At this pivotal intersection of architecture, climate policy, and renewable energy integration stands Ifechukwu Gil-Ozoudeh, a Nigeria-based expert in sustainable design systems. With a reputation growing steadily across continents, Gil-Ozoudeh is fast becoming one of the most respected voices shaping how buildings—and those who design them—can lead the energy transition. His recent paper, The Integration of Renewable Energy Systems in Green Buildings: Challenges and Opportunities, published in the International Journal of Applied Research in Social Sciences, has sparked widespread acclaim for its rigorous analysis, balanced perspective, and real-world utility.
This feature spotlights Gil-Ozoudeh not simply because of the academic merit of his work, but because of its policy resonance, its transnational relevance, and its capacity to shift both discourse and decision-making in two deeply interlinked regions: the United Kingdom and Nigeria.
“Green architecture is not about applying imported technology—it’s about designing intelligently within climate, culture, and constraint,” Gil-Ozoudeh says. “What works in London’s high-rises must be reinterpreted for Lagos’ low-income districts. But the underlying principles—resilience, efficiency, and accessibility—are universal.”
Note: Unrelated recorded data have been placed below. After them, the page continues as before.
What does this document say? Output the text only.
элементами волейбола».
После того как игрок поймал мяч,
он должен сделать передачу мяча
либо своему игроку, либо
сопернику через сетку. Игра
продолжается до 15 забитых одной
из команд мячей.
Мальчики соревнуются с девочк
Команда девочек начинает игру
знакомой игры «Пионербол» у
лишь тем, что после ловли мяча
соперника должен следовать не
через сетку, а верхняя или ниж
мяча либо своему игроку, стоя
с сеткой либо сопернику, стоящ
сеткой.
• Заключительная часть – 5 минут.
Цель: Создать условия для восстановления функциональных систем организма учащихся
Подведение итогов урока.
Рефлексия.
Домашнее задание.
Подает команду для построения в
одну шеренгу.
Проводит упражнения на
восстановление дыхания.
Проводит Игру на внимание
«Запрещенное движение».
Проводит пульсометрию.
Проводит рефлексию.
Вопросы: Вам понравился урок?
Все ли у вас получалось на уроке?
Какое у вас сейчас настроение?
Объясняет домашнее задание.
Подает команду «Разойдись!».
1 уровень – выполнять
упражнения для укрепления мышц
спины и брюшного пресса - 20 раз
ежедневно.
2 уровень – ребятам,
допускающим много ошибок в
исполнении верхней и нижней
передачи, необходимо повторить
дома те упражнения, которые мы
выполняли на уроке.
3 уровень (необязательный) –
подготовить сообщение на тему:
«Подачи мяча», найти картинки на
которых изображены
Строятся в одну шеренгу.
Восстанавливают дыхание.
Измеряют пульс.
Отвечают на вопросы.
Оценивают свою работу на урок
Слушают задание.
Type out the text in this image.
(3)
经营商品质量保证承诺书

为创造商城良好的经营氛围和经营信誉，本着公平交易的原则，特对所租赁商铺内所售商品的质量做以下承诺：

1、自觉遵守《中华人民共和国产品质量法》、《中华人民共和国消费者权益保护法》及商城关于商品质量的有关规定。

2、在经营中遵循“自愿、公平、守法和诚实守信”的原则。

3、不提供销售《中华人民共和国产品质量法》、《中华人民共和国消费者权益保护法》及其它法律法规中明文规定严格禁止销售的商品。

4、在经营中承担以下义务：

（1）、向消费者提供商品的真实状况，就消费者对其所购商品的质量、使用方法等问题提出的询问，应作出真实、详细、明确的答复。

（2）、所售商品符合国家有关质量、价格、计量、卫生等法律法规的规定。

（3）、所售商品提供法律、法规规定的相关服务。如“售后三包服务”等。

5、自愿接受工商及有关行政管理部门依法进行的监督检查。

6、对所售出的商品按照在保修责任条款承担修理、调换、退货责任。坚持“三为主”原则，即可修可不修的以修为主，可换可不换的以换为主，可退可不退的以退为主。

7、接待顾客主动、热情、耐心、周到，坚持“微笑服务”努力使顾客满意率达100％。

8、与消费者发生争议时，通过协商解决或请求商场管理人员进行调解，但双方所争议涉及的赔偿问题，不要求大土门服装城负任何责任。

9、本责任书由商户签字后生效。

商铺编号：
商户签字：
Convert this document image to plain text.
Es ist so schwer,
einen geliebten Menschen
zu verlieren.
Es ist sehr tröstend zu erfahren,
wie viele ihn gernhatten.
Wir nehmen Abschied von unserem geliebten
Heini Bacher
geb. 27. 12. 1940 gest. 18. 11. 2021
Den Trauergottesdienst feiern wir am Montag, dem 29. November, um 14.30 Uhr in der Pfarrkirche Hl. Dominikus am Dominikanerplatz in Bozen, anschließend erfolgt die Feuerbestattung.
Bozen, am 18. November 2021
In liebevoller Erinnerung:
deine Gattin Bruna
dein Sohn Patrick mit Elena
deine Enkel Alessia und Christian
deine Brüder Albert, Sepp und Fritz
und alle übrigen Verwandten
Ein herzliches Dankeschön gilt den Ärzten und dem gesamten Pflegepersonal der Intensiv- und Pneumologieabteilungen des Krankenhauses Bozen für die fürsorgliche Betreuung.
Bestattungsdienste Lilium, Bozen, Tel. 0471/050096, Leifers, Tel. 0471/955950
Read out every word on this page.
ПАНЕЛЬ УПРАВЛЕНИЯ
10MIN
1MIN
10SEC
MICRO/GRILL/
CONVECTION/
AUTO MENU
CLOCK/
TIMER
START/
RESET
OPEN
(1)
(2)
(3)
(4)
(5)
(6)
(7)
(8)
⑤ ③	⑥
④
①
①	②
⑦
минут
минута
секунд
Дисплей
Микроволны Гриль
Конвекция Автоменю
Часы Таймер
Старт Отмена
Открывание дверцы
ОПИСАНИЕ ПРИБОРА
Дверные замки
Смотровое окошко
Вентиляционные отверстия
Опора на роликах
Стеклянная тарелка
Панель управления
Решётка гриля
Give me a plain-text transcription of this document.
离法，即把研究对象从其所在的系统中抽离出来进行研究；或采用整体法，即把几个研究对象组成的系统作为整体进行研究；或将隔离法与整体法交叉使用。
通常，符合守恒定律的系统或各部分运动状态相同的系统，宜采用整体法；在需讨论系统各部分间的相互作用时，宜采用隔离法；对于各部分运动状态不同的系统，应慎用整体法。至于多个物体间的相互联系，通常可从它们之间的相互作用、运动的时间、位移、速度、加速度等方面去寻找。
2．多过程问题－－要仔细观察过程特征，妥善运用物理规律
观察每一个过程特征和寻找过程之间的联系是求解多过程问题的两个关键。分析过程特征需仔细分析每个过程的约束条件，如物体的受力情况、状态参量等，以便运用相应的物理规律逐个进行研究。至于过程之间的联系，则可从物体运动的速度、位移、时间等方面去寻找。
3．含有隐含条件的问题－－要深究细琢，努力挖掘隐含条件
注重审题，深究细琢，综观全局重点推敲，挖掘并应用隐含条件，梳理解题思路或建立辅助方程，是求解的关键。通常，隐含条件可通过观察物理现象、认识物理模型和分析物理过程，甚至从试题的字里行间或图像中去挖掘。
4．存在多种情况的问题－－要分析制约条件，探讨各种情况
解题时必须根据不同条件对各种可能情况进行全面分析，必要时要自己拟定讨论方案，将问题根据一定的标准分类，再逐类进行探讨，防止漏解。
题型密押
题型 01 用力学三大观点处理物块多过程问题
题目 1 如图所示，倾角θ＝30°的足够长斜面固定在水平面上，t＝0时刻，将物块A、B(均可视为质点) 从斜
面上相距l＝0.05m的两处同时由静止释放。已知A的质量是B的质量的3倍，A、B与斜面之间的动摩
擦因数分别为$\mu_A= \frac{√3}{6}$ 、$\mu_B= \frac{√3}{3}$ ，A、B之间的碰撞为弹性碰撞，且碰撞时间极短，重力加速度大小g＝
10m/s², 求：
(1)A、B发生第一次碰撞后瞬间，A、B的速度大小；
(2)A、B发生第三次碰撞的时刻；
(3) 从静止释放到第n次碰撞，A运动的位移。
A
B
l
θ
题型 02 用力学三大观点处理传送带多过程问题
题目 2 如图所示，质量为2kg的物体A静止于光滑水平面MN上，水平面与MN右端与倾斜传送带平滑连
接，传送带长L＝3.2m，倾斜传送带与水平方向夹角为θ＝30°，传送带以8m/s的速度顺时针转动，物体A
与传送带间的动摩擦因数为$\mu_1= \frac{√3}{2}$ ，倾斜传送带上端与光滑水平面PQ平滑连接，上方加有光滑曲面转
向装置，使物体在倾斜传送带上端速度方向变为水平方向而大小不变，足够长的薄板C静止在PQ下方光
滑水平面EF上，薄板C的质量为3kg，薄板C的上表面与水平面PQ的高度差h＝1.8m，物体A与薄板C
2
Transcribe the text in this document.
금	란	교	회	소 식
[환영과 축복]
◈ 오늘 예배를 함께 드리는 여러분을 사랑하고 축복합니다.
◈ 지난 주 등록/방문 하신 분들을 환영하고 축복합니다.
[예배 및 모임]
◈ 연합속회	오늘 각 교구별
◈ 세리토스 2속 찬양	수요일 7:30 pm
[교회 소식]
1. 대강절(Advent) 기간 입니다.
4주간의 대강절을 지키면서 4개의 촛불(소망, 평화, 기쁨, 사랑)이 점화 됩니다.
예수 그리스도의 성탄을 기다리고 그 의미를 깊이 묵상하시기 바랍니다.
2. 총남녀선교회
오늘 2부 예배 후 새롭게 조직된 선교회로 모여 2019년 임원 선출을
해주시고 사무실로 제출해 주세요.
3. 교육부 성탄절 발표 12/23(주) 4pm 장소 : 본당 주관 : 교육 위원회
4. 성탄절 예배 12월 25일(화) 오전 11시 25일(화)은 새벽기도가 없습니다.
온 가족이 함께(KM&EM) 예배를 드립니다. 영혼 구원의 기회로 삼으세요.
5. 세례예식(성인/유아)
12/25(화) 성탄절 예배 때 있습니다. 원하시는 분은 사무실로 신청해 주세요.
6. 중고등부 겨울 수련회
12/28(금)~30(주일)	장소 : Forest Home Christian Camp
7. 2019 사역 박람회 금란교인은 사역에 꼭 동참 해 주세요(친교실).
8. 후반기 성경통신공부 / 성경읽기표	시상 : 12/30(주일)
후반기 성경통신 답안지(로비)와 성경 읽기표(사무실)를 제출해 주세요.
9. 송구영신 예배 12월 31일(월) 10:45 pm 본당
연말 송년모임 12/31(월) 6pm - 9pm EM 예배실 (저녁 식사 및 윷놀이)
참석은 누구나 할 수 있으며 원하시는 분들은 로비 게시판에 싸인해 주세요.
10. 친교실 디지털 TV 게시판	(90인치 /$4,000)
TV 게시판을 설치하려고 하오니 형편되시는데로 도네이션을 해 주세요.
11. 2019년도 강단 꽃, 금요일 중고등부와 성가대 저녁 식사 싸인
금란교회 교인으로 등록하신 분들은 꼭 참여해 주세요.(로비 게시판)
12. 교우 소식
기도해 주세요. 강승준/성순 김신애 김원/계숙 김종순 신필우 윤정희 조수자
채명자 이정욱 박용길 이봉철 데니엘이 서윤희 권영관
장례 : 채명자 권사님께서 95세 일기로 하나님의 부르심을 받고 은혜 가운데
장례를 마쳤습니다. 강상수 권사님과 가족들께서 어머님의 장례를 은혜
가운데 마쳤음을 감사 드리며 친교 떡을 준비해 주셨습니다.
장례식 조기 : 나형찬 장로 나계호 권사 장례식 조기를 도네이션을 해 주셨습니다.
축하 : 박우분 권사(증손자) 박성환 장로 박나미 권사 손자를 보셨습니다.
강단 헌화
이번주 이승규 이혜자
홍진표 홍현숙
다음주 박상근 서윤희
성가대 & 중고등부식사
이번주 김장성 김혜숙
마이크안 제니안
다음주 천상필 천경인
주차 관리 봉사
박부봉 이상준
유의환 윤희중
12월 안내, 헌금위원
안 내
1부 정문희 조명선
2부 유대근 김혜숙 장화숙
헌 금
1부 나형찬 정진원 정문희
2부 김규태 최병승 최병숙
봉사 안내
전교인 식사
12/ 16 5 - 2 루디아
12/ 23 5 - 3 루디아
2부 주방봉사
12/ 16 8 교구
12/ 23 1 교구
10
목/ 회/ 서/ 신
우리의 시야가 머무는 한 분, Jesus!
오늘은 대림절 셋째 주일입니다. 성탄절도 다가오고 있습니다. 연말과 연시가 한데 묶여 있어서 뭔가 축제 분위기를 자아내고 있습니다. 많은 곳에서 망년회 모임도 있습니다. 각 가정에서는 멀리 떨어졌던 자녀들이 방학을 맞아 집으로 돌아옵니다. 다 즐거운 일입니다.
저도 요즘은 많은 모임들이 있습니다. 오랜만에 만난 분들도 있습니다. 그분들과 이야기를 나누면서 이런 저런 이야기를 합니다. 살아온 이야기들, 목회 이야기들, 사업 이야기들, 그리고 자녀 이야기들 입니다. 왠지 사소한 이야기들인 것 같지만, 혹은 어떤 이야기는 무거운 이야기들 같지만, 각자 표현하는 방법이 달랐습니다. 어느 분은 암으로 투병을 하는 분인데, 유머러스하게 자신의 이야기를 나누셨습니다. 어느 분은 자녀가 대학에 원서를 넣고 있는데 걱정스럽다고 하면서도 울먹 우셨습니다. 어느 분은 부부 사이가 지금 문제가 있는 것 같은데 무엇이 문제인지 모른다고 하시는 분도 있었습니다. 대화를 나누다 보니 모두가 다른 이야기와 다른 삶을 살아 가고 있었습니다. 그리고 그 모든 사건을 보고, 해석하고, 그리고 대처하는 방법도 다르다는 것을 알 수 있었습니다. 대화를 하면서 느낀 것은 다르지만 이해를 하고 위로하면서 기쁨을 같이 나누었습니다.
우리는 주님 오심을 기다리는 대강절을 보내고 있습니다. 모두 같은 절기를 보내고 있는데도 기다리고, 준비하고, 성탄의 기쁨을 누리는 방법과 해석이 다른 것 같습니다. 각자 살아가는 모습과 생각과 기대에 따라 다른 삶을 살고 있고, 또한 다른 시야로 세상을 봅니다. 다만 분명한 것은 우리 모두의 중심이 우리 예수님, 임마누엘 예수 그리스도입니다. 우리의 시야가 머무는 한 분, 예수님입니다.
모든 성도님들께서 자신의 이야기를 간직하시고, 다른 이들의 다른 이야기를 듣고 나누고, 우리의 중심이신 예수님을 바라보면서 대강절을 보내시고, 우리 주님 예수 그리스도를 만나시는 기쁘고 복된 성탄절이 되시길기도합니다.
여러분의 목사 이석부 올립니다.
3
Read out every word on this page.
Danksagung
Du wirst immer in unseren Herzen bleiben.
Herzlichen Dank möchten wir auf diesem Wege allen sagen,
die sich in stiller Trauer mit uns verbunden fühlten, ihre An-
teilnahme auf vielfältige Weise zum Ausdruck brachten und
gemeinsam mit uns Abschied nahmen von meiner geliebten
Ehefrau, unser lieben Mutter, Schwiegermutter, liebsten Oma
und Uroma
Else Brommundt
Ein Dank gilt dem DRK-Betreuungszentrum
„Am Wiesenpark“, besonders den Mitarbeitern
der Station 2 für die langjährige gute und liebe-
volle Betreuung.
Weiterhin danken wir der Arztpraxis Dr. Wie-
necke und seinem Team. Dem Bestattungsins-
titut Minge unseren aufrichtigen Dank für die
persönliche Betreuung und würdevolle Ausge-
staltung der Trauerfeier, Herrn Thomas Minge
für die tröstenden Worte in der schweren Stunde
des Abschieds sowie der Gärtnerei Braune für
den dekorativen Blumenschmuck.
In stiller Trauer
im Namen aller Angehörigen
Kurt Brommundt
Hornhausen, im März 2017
Buildings at the Frontlines of the Energy Crisis
Gil-Ozoudeh’s work arrives at a moment of global reckoning. According to the UK Green Building Council, over 80% of the buildings that will exist in 2050 have already been built, meaning that retrofit, rather than new construction, is where the battle for carbon reduction will be won or lost. The Future Homes Standard (due to be introduced in 2025) aims to ensure that new homes produce 75–80% less carbon emissions, but challenges remain, particularly in existing housing stock—especially in social and affordable housing sectors.
Meanwhile, Nigeria confronts a different, though no less urgent challenge. With an electricity grid that supplies only about 4,000 MW reliably for a population exceeding 220 million, most homes and offices rely on backup diesel generators, resulting in widespread air pollution, noise, and dependence on fossil fuels. The Nigeria Energy Transition Plan projects that achieving net-zero by 2060 would require at least 60% of electricity from renewables, yet current deployment remains under 20%, with solar penetration below 3% in urban households.
In both countries, buildings are ground zero for climate mitigation—and this is where Gil-Ozoudeh’s expertise shines most brightly.
“You cannot decarbonise a nation without decarbonising its buildings,” he notes. “The challenge is not merely technological. It is social, regulatory, and cultural.”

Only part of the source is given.